Obsolete Constellations is an immensely peaceful journey.
The recording is the latest from the prolific London-based Oliviaway. A concealed composer of somewhat autobiographical ambient electronic music, the recording marks the third in a set of albums released by the artist this month.
The musician, who has amassed a massive catalogue of nearly 350 works over the past decade, returned from a brief hiatus with these new works published in a matter of days this month.
Obsolete Constellations, released June 25, conjures images of reflective tranquility — an undisturbed meadow, a forest floor gently dappled in light and a chilly beachfront miles from any development.
As the project’s title implies, this collection consists of three individual works. These soundscapes are collectively aligned by a core celestial undertone.
“This album came out of the hazy summer heat,” the artist stated. “I made it for those quiet moments when all you want is to sink into sound and forget about time.
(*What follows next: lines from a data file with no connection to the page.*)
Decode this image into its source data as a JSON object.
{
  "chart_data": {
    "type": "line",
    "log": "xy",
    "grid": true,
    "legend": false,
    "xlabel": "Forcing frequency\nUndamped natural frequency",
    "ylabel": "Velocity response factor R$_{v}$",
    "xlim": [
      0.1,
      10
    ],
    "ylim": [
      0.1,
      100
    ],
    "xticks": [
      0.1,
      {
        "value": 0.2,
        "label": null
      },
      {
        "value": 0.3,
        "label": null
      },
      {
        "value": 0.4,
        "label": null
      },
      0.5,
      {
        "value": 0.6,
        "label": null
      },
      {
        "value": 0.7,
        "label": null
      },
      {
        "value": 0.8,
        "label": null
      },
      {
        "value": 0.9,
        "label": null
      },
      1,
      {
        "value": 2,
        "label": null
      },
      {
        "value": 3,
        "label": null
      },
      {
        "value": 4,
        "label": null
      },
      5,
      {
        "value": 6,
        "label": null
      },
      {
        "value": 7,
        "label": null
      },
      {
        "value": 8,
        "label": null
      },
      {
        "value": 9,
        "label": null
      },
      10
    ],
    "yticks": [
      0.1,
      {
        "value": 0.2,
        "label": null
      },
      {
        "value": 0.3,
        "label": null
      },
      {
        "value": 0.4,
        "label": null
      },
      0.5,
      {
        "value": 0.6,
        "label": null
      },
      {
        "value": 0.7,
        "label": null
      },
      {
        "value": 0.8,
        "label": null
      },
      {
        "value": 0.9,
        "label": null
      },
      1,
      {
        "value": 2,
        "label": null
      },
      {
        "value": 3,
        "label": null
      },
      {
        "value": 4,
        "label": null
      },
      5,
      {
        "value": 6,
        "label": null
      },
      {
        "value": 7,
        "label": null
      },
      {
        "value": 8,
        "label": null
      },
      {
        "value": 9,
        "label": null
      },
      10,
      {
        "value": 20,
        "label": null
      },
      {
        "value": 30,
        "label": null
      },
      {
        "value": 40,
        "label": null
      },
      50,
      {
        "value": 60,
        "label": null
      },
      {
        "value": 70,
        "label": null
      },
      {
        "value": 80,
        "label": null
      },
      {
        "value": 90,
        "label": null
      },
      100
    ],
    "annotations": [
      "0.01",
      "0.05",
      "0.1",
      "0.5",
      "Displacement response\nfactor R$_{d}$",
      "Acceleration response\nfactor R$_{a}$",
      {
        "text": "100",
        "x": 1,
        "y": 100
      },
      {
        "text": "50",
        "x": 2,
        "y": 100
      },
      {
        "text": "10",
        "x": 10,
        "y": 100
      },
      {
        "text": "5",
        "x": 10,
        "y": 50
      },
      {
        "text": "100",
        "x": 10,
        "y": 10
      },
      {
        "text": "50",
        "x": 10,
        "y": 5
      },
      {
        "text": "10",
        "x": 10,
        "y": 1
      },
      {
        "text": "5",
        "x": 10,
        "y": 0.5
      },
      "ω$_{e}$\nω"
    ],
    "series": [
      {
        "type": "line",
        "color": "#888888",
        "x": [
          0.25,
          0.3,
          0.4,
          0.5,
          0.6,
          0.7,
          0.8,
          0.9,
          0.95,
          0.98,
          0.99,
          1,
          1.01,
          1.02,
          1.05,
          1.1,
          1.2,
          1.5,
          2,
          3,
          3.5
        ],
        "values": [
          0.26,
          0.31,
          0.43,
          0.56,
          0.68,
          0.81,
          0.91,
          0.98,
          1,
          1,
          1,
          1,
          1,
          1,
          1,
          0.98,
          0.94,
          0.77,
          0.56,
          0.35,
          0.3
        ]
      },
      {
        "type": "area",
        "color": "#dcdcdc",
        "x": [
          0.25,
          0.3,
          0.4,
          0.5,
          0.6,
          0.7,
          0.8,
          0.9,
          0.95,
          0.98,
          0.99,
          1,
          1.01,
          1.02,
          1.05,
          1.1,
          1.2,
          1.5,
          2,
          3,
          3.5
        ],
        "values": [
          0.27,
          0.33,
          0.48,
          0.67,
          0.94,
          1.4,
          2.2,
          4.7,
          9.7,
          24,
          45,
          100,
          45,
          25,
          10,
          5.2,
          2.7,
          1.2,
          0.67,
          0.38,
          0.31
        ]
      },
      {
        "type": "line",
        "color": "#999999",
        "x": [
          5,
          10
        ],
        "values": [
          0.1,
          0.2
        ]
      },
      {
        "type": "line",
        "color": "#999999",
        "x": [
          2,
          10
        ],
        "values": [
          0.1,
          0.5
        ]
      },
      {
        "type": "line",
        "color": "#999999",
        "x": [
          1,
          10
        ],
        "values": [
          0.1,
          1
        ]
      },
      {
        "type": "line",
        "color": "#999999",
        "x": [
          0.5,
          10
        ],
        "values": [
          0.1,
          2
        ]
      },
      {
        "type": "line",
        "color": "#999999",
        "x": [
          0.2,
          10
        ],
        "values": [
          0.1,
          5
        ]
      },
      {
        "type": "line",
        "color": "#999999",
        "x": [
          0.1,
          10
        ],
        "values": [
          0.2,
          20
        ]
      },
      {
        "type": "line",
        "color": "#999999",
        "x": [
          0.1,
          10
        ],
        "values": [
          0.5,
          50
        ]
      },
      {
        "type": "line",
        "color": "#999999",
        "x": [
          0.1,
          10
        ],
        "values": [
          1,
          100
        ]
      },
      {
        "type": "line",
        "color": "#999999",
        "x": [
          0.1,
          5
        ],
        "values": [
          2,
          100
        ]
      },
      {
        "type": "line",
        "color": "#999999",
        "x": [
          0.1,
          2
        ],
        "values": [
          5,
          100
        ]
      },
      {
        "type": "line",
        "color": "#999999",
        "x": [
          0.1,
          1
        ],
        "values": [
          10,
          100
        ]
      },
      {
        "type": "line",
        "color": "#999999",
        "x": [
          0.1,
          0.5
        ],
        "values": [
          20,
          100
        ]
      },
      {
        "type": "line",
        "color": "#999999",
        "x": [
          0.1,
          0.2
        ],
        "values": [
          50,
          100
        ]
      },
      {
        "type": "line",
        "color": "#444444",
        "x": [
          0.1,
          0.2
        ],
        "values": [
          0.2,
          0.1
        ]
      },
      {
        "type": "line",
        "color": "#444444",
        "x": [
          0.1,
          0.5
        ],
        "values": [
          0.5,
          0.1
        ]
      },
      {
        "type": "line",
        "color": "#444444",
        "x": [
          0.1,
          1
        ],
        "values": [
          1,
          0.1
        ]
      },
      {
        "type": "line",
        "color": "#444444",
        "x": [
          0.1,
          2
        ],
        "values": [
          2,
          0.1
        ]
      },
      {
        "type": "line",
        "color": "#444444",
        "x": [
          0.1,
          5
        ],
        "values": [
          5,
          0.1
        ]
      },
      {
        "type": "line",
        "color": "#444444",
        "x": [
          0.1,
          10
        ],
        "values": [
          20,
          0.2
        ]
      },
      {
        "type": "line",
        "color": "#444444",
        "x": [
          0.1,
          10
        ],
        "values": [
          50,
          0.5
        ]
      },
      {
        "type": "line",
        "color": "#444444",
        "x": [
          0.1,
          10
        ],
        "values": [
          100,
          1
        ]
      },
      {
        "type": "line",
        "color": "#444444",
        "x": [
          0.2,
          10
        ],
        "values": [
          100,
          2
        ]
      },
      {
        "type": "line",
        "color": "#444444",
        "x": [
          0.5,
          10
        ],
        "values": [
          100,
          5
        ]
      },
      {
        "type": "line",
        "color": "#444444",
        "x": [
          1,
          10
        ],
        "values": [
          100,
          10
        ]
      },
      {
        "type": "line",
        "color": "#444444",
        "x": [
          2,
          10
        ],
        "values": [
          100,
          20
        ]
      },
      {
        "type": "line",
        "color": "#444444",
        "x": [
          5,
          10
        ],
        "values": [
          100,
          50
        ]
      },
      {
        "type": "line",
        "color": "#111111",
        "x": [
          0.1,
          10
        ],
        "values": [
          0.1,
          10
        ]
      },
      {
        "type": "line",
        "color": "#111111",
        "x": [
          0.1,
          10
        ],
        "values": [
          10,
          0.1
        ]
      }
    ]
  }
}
Thank you for being here — your support truly means the world to me.”
Opening with the title track, this nearly ten-minute piece encourages the listener to spend their summer nights under an open sky, uncontaminated by light pollution.
Throughout the album, the music moves at a pace that mimics the steady, nearly unobservable movement of constellations across the night sky.
“Ferrofluid Bloom” takes the listener into an unknown dark space — deeper into a thick sonic forest. It carries the listener toward the bright, ever-burning stars.
At just over thirteen minutes, it is the longest composition on the album.
The musical center of the album most vividly conveys the cover image of the work: the constellation Ursa Major cresting Mount Etna in arid Sicily. It is an image by the astrophotographer Dario Giannobile.
The composition conveys the cold peace of a desert at night and the vibrancy of the night sky in a remote, isolated landscape.
The album comes to an end with “The Hum Between Galaxies,” a nearly ten-minute-long conclusion to this investigation into the night sky.
Like the composition that preceded it, this final work carries a slight dissonance, offering an auditory representation of two different sources of energy and electromagnetic waves melding into one another.
The piece is a musical rendering of the immeasurable balance between chaos and order in the natural world. Its textures, folding and intertwining, depict a melding of light and signals from distant places meeting at a single point at a particular moment — perhaps that place is the Earth’s night sky and that moment is now.
Obsolete Constellations offers a sonic journey beyond the habitable confines of this world, the third planet from Sol. It is an adventure well worth taking, and one that would be most appropriate while staring up at the open sky, deep in the night this summer.